The farm season is in full swing at Trapp Farm. Harvest days used to only bring in bags of lettuce and spinach, but now we are seeing yellow and green zucchini, spiky cucumbers, radishes, carrots, snow peas, and, one of my favorite summertime fruits: tomatoes! Yes, tomatoes are technically a fruit, and they signal the height of the summer season.
One of my weekly tasks that I look forward to most is trellising tomato plants. These little red fruits are grown in our greenhouse and are strung up using tomato clips and string connected to the ceiling. Indeterminate tomatoes, plants that continue to grow throughout the season, must be restrung as they climb higher and higher to support their growth. When I first came to the farm, each plant barely came up to my knees. A month and a half later, the cherry and roma tomatoes tower far beyond my reach! Being able to see how much each plant has grown over my time with Trapp Farm is especially rewarding, as I feel like I played a role in nurturing their climb to the sky.
Just like for the tomatoes, finding support is an important part of my own journey through life. As I grow and change, the people around me that I can lean on provide the structure I need to be the best version of myself. Without trellising, the tomato plants would fall to the ground and be stunted; without friends and family I would not be where I am today!
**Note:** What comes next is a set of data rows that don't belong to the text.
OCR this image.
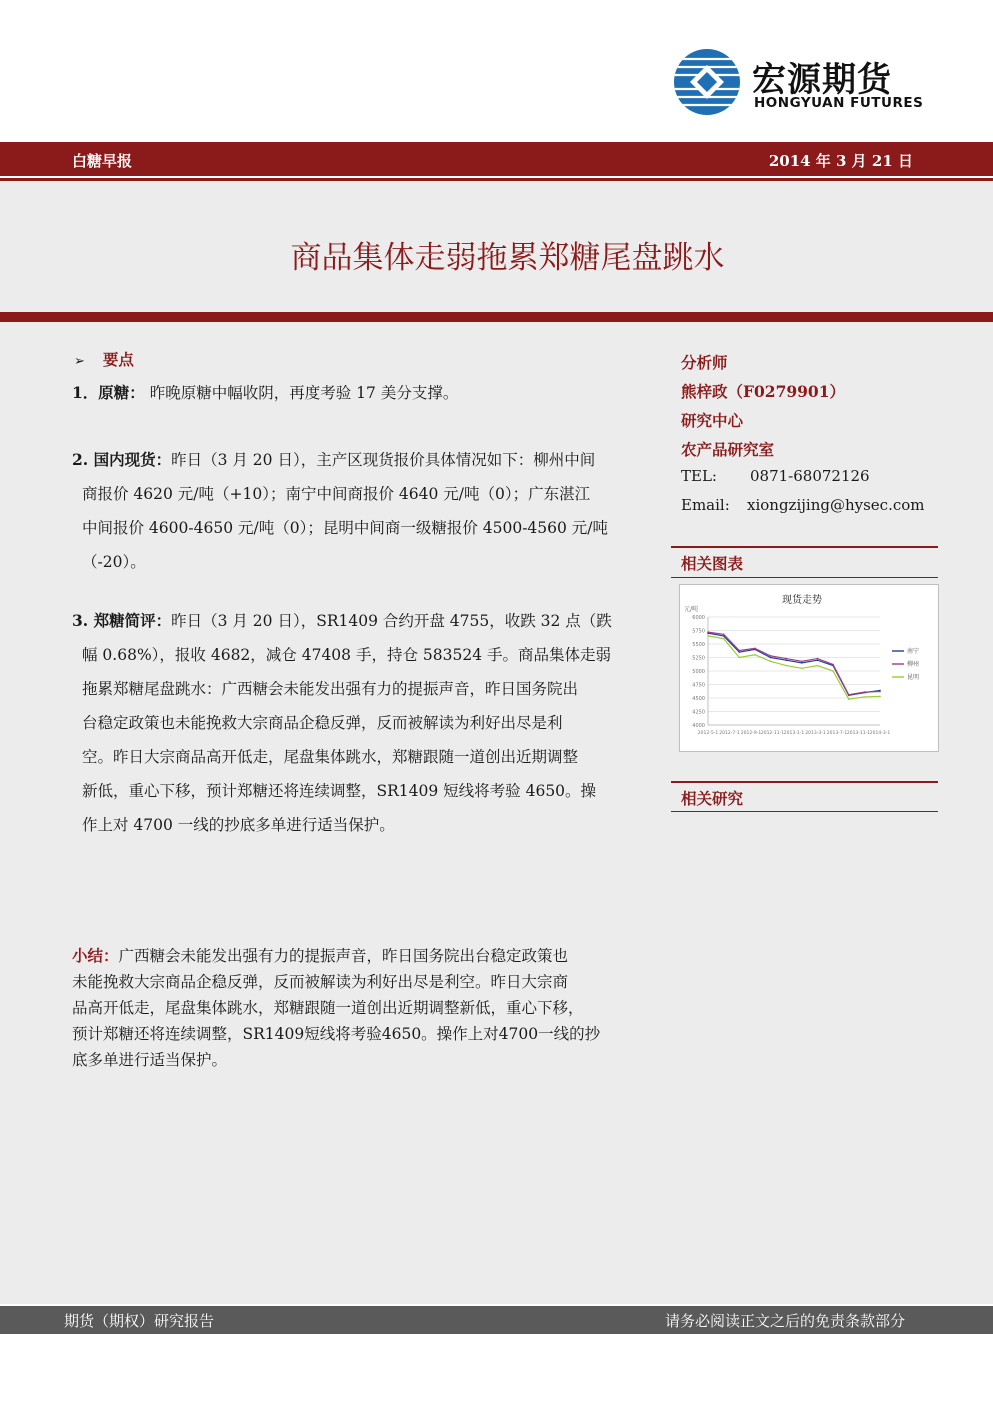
宏源期货
HONGYUAN FUTURES
白糖早报	2014 年 3 月 21 日
商品集体走弱拖累郑糖尾盘跳水
➢ 要点
1．原糖： 昨晚原糖中幅收阴，再度考验 17 美分支撑。
2. 国内现货：昨日（3 月 20 日），主产区现货报价具体情况如下：柳州中间
商报价 4620 元/吨（+10）；南宁中间商报价 4640 元/吨（0）；广东湛江
中间报价 4600-4650 元/吨（0）；昆明中间商一级糖报价 4500-4560 元/吨
（-20）。
3. 郑糖简评：昨日（3 月 20 日），SR1409 合约开盘 4755，收跌 32 点（跌
幅 0.68%），报收 4682，减仓 47408 手，持仓 583524 手。商品集体走弱
拖累郑糖尾盘跳水：广西糖会未能发出强有力的提振声音，昨日国务院出
台稳定政策也未能挽救大宗商品企稳反弹，反而被解读为利好出尽是利
空。昨日大宗商品高开低走，尾盘集体跳水，郑糖跟随一道创出近期调整
新低，重心下移，预计郑糖还将连续调整，SR1409 短线将考验 4650。操
作上对 4700 一线的抄底多单进行适当保护。
小结：广西糖会未能发出强有力的提振声音，昨日国务院出台稳定政策也
未能挽救大宗商品企稳反弹，反而被解读为利好出尽是利空。昨日大宗商
品高开低走，尾盘集体跳水，郑糖跟随一道创出近期调整新低，重心下移，
预计郑糖还将连续调整，SR1409短线将考验4650。操作上对4700一线的抄
底多单进行适当保护。
分析师
熊梓政（F0279901）
研究中心
农产品研究室
TEL: 0871-68072126
Email: xiongzijing@hysec.com
相关图表
现货走势
元/吨
6000
5750
5500
5250
5000
4750
4500
4250
4000
2012-5-1 2012-7-1 2012-9-1 2012-11-1 2013-1-1 2013-3-1 2013-7-1 2013-11-1 2014-3-1
南宁
柳州
昆明
相关研究
期货（期权）研究报告	请务必阅读正文之后的免责条款部分
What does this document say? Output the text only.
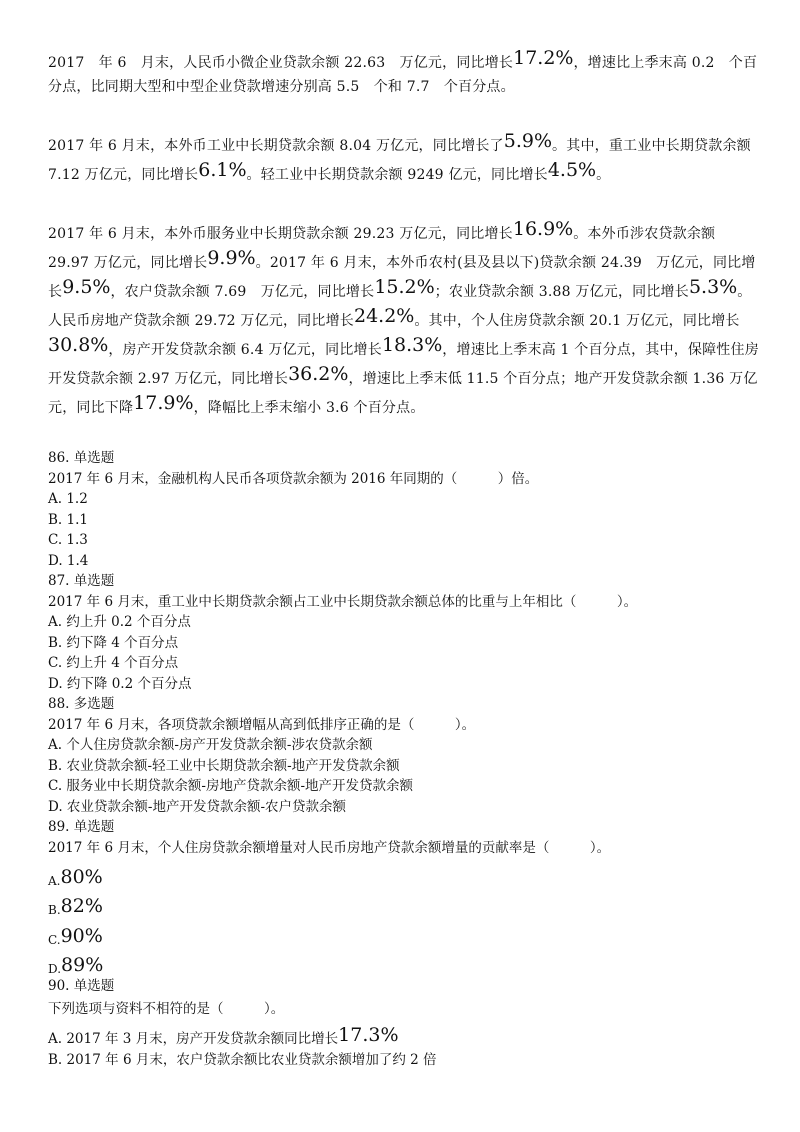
2017　年 6　月末，人民币小微企业贷款余额 22.63　万亿元，同比增长17.2%，增速比上季末高 0.2　个百分点，比同期大型和中型企业贷款增速分别高 5.5　个和 7.7　个百分点。

2017 年 6 月末，本外币工业中长期贷款余额 8.04 万亿元，同比增长了5.9%。其中，重工业中长期贷款余额 7.12 万亿元，同比增长6.1%。轻工业中长期贷款余额 9249 亿元，同比增长4.5%。

2017 年 6 月末，本外币服务业中长期贷款余额 29.23 万亿元，同比增长16.9%。本外币涉农贷款余额 29.97 万亿元，同比增长9.9%。2017 年 6 月末，本外币农村(县及县以下)贷款余额 24.39　万亿元，同比增长9.5%，农户贷款余额 7.69　万亿元，同比增长15.2%；农业贷款余额 3.88 万亿元，同比增长5.3%。人民币房地产贷款余额 29.72 万亿元，同比增长24.2%。其中，个人住房贷款余额 20.1 万亿元，同比增长30.8%，房产开发贷款余额 6.4 万亿元，同比增长18.3%，增速比上季末高 1 个百分点，其中，保障性住房开发贷款余额 2.97 万亿元，同比增长36.2%，增速比上季末低 11.5 个百分点；地产开发贷款余额 1.36 万亿元，同比下降17.9%，降幅比上季末缩小 3.6 个百分点。

86. 单选题

2017 年 6 月末，金融机构人民币各项贷款余额为 2016 年同期的（　　　）倍。

A. 1.2

B. 1.1

C. 1.3

D. 1.4

87. 单选题

2017 年 6 月末，重工业中长期贷款余额占工业中长期贷款余额总体的比重与上年相比（　　　）。

A. 约上升 0.2 个百分点

B. 约下降 4 个百分点

C. 约上升 4 个百分点

D. 约下降 0.2 个百分点

88. 多选题

2017 年 6 月末，各项贷款余额增幅从高到低排序正确的是（　　　）。

A. 个人住房贷款余额-房产开发贷款余额-涉农贷款余额

B. 农业贷款余额-轻工业中长期贷款余额-地产开发贷款余额

C. 服务业中长期贷款余额-房地产贷款余额-地产开发贷款余额

D. 农业贷款余额-地产开发贷款余额-农户贷款余额

89. 单选题

2017 年 6 月末，个人住房贷款余额增量对人民币房地产贷款余额增量的贡献率是（　　　）。

A. 80%
B. 82%
C. 90%
D. 89%

90. 单选题

下列选项与资料不相符的是（　　　）。

A. 2017 年 3 月末，房产开发贷款余额同比增长17.3%

B. 2017 年 6 月末，农户贷款余额比农业贷款余额增加了约 2 倍
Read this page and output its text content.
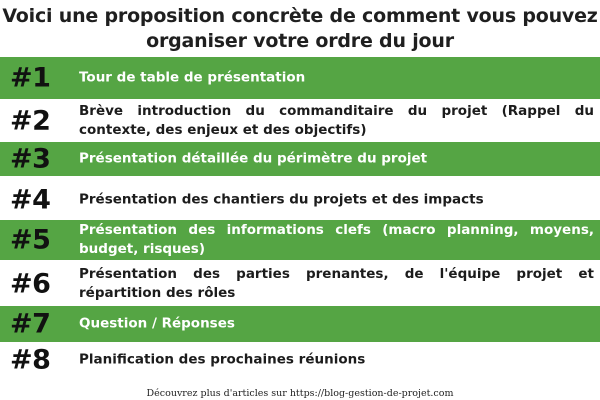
Voici une proposition concrète de comment vous pouvez
organiser votre ordre du jour
#1 Tour de table de présentation
#2 Brève introduction du commanditaire du projet (Rappel du contexte, des enjeux et des objectifs)
#3 Présentation détaillée du périmètre du projet
#4 Présentation des chantiers du projets et des impacts
#5 Présentation des informations clefs (macro planning, moyens, budget, risques)
#6 Présentation des parties prenantes, de l'équipe projet et répartition des rôles
#7 Question / Réponses
#8 Planification des prochaines réunions
Découvrez plus d'articles sur https://blog-gestion-de-projet.com
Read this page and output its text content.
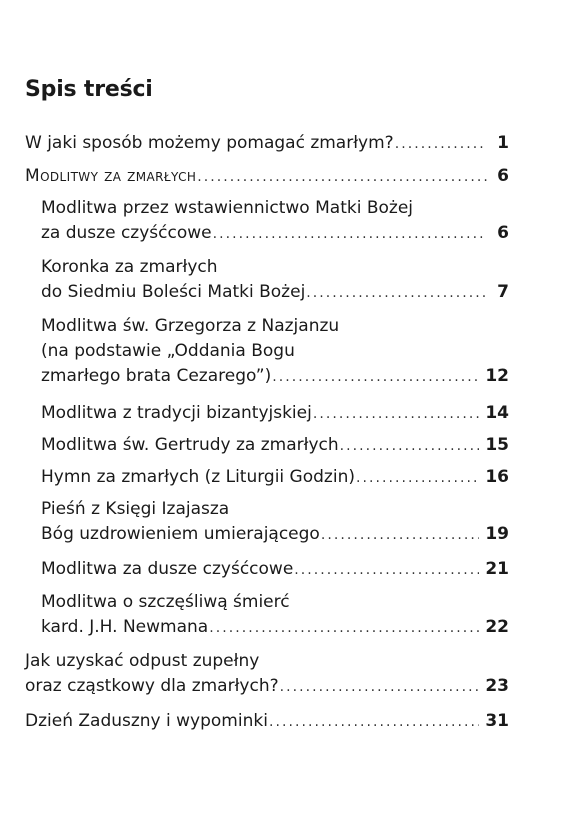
Spis treści
W jaki sposób możemy pomagać zmarłym? . . .	1
Modlitwy za zmarłych . . .	6
Modlitwa przez wstawiennictwo Matki Bożej
za dusze czyśćcowe . . .	6
Koronka za zmarłych
do Siedmiu Boleści Matki Bożej . . .	7
Modlitwa św. Grzegorza z Nazjanzu
(na podstawie „Oddania Bogu
zmarłego brata Cezarego”) . . .	12
Modlitwa z tradycji bizantyjskiej . . .	14
Modlitwa św. Gertrudy za zmarłych . . .	15
Hymn za zmarłych (z Liturgii Godzin) . . .	16
Pieśń z Księgi Izajasza
Bóg uzdrowieniem umierającego . . .	19
Modlitwa za dusze czyśćcowe . . .	21
Modlitwa o szczęśliwą śmierć
kard. J.H. Newmana . . .	22
Jak uzyskać odpust zupełny
oraz cząstkowy dla zmarłych? . . .	23
Dzień Zaduszny i wypominki . . .	31
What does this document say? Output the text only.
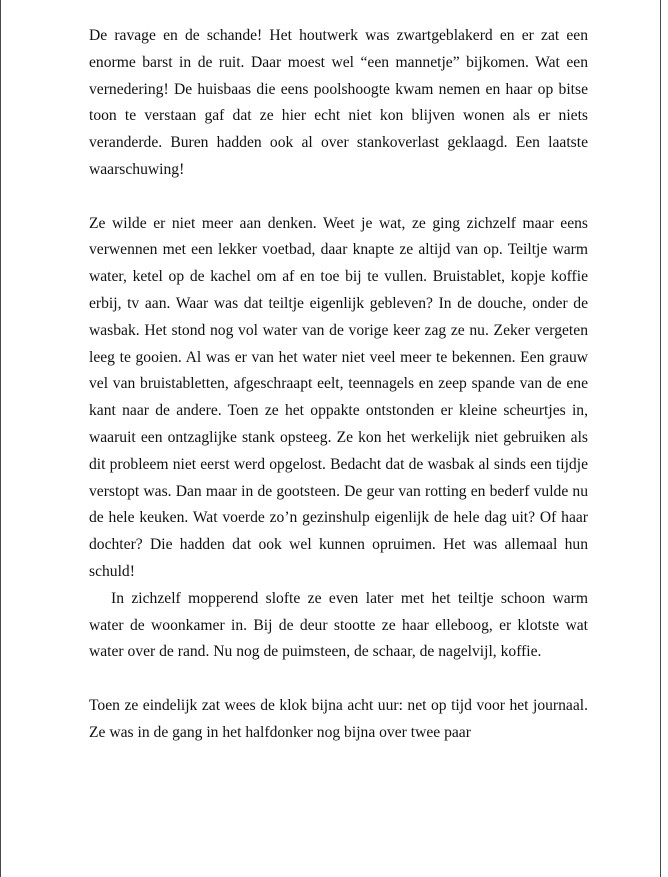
De ravage en de schande! Het houtwerk was zwartgeblakerd en er zat een enorme barst in de ruit. Daar moest wel “een mannetje” bijkomen. Wat een vernedering! De huisbaas die eens poolshoogte kwam nemen en haar op bitse toon te verstaan gaf dat ze hier echt niet kon blijven wonen als er niets veranderde. Buren hadden ook al over stankoverlast geklaagd. Een laatste waarschuwing!

Ze wilde er niet meer aan denken. Weet je wat, ze ging zichzelf maar eens verwennen met een lekker voetbad, daar knapte ze altijd van op. Teiltje warm water, ketel op de kachel om af en toe bij te vullen. Bruistablet, kopje koffie erbij, tv aan. Waar was dat teiltje eigenlijk gebleven? In de douche, onder de wasbak. Het stond nog vol water van de vorige keer zag ze nu. Zeker vergeten leeg te gooien. Al was er van het water niet veel meer te bekennen. Een grauw vel van bruistabletten, afgeschraapt eelt, teennagels en zeep spande van de ene kant naar de andere. Toen ze het oppakte ontstonden er kleine scheurtjes in, waaruit een ontzaglijke stank opsteeg. Ze kon het werkelijk niet gebruiken als dit probleem niet eerst werd opgelost. Bedacht dat de wasbak al sinds een tijdje verstopt was. Dan maar in de gootsteen. De geur van rotting en bederf vulde nu de hele keuken. Wat voerde zo’n gezinshulp eigenlijk de hele dag uit? Of haar dochter? Die hadden dat ook wel kunnen opruimen. Het was allemaal hun schuld!

In zichzelf mopperend slofte ze even later met het teiltje schoon warm water de woonkamer in. Bij de deur stootte ze haar elleboog, er klotste wat water over de rand. Nu nog de puimsteen, de schaar, de nagelvijl, koffie.

Toen ze eindelijk zat wees de klok bijna acht uur: net op tijd voor het journaal. Ze was in de gang in het halfdonker nog bijna over twee paar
Another aspect of our weekly tomato care is pruning each plant. Pruning can be a tricky process, as I have to examine each plant to find errant growing ends and fresh suckers. These are bits of growth that happen beneath the growing tip (or top) of the tomato plant. Once found, these wandering ends are trimmed away to keep the plant from growing in areas it should not. Pruning works to focus the energy of the tomato plant into growing healthy fruit and to create gaps for airflow and sunlight which ward off bacteria or fungal growth.
As I prune the tomatoes, I am reminded of the importance of trimming away things in my own life that are taking energy away from more important goals. As someone who gets easily distracted, “suckers” can pop up in my life all the time. Spending time with the tomatoes helped me realize how important it is to focus my attention on the things that matter most and to let the sunlight in.
All of this work leads to a rewarding finish: the ripe, red tomato! Once each fruit turns from green to a blushing pink to a deep red, they are ready to be enjoyed. A ripe tomato fresh from the vine is a treat like none other will always taste like summer to me. My time spent with these plants has taught me many lessons, but most important of all is to enjoy the sweet fruits of hard labor.